How tragic that the president’s acknowledgment of climate change should be judged as an act of political courage. That in itself demonstrates how timid our politics have become and how deeply compromised by corporate interests are the halls of government. For those of us who believe policy should be directed by facts, figures, math, expert collaboration, scientific inquiry (nay, even rational thought!), we find ourselves poised on the edge of our chairs waiting to see if Obama’s second term will see the president use his mandate and take on the climate deniers. We can only hope at this point that real policy initiatives will follow.

The task will not be easy. Failure to swing the majority in the House means that at least for the next two years the party of dumb will hold the reigns and continue to skew the agenda. Continued Republican dominance means that the keys to the House Science Committee will remain in the hands of science deniers backed by anti-science, pro-corporate think tanks like the Heartland Institute and the Competitive Enterprise Institute.

Vying for chairmanship of the House Science Committee are three climate-denying buffoons, Representatives Lamar Smith, Jim Sensenbrenner, and Dana Rohrabacher. Together, they have debased any shred of intelligence they share by dismissing “scientific fascism,” labeling climate-change research “an international conspiracy,” and attacking the three major television networks for their “biased” coverage of global warming.

Even with such challenges looming in the House, one science-oriented organization sees Obama’s win as a source of hope.
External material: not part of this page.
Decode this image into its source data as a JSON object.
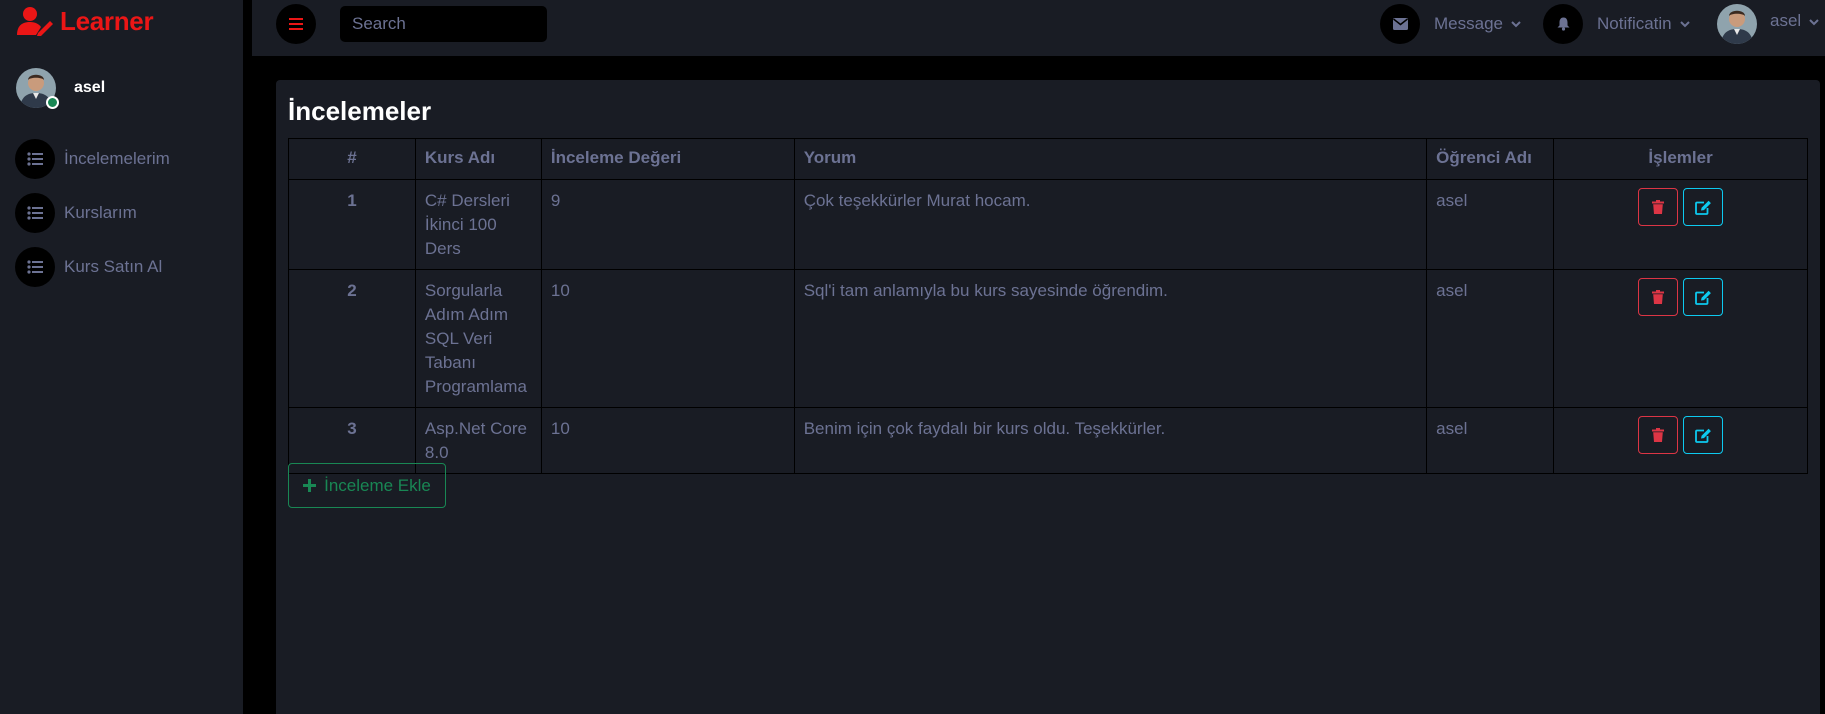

The Union of Concerned Scientists has never given up on providing peer-reviewed data to elected officials to help them defend science-based policy making (even throughout the science-challenged Bush administration). The president’s nod to the reality of climate change sent the concerned scientists into activist mode. They’re challenging the rest of us to join them by signing a letter to the president outlining a rational course on climate change for the next four years. Here is an excerpt:

Dear President Obama,

I am counting on you to lead our country forward using science and facts and to make climate change a priority for your administration by taking the following steps:

1. Order all relevant agencies to assess which areas of the country are most vulnerable to climate disruption–including extreme weather, flooding, drought, heat waves, and wildfires—and then, working with state and local authorities, address those vulnerabilities.
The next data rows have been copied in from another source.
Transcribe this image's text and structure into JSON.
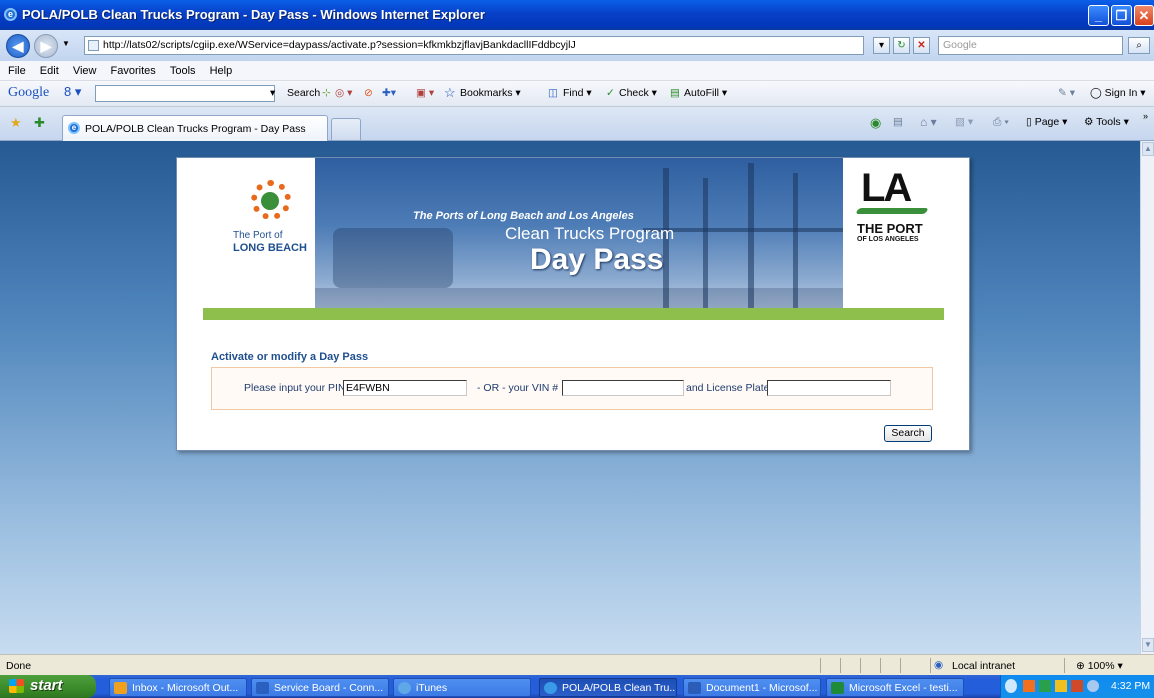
{
  "window": {
    "title": "POLA/POLB Clean Trucks Program - Day Pass - Windows Internet Explorer"
  },
  "address": {
    "url": "http://lats02/scripts/cgiip.exe/WService=daypass/activate.p?session=kfkmkbzjflavjBankdacllIFddbcyjlJ"
  },
  "search": {
    "placeholder": "Google"
  },
  "menu": [
    "File",
    "Edit",
    "View",
    "Favorites",
    "Tools",
    "Help"
  ],
  "google_toolbar": {
    "logo": "Google",
    "search_label": "Search",
    "bookmarks_label": "Bookmarks",
    "find_label": "Find",
    "check_label": "Check",
    "autofill_label": "AutoFill",
    "signin_label": "Sign In"
  },
  "tabs": [
    {
      "label": "POLA/POLB Clean Trucks Program - Day Pass"
    }
  ],
  "command_bar": {
    "page_label": "Page",
    "tools_label": "Tools"
  },
  "banner": {
    "polb_line1": "The Port of",
    "polb_line2": "LONG BEACH",
    "tagline": "The Ports of Long Beach and Los Angeles",
    "program": "Clean Trucks Program",
    "daypass": "Day Pass",
    "la_logo": "LA",
    "la_line1": "THE PORT",
    "la_line2": "OF LOS ANGELES"
  },
  "form": {
    "heading": "Activate or modify a Day Pass",
    "pin_label": "Please input your PIN #",
    "pin_value": "E4FWBN",
    "or_label": "- OR -  your VIN #",
    "vin_value": "",
    "plate_label": "and License Plate",
    "plate_value": "",
    "search_button": "Search"
  },
  "statusbar": {
    "status": "Done",
    "zone": "Local intranet",
    "zoom": "100%"
  },
  "taskbar": {
    "start": "start",
    "items": [
      {
        "label": "Inbox - Microsoft Out...",
        "color": "#f0a020"
      },
      {
        "label": "Service Board - Conn...",
        "color": "#2a60c0"
      },
      {
        "label": "iTunes",
        "color": "#5fa8e8"
      },
      {
        "label": "POLA/POLB Clean Tru...",
        "color": "#3a9ae8"
      },
      {
        "label": "Document1 - Microsof...",
        "color": "#2a5cb8"
      },
      {
        "label": "Microsoft Excel - testi...",
        "color": "#1f8a3a"
      }
    ],
    "clock": "4:32 PM"
  }
}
2. Follow up on your strong leadership that sharply increased the fuel efficiency of our cars and trucks by launching a comprehensive plan to cut projected U.S. oil use in half within 20 years.

3. Finish the job you started to reduce power plant pollution by requiring both new and existing power plants to cut their carbon emissions.

4. Start a national conversation on climate change with all Americans, beginning by convening leaders of the science, business, security, faith, and environmental communities at a White House Summit on Climate Resilience to discuss ways to keep our citizens healthy and safe.

As you set our nation’s course for the next four years, I urge you to stand up for science, address the realities of global warming, and further expand efforts to move a clean energy economy forward in the United States.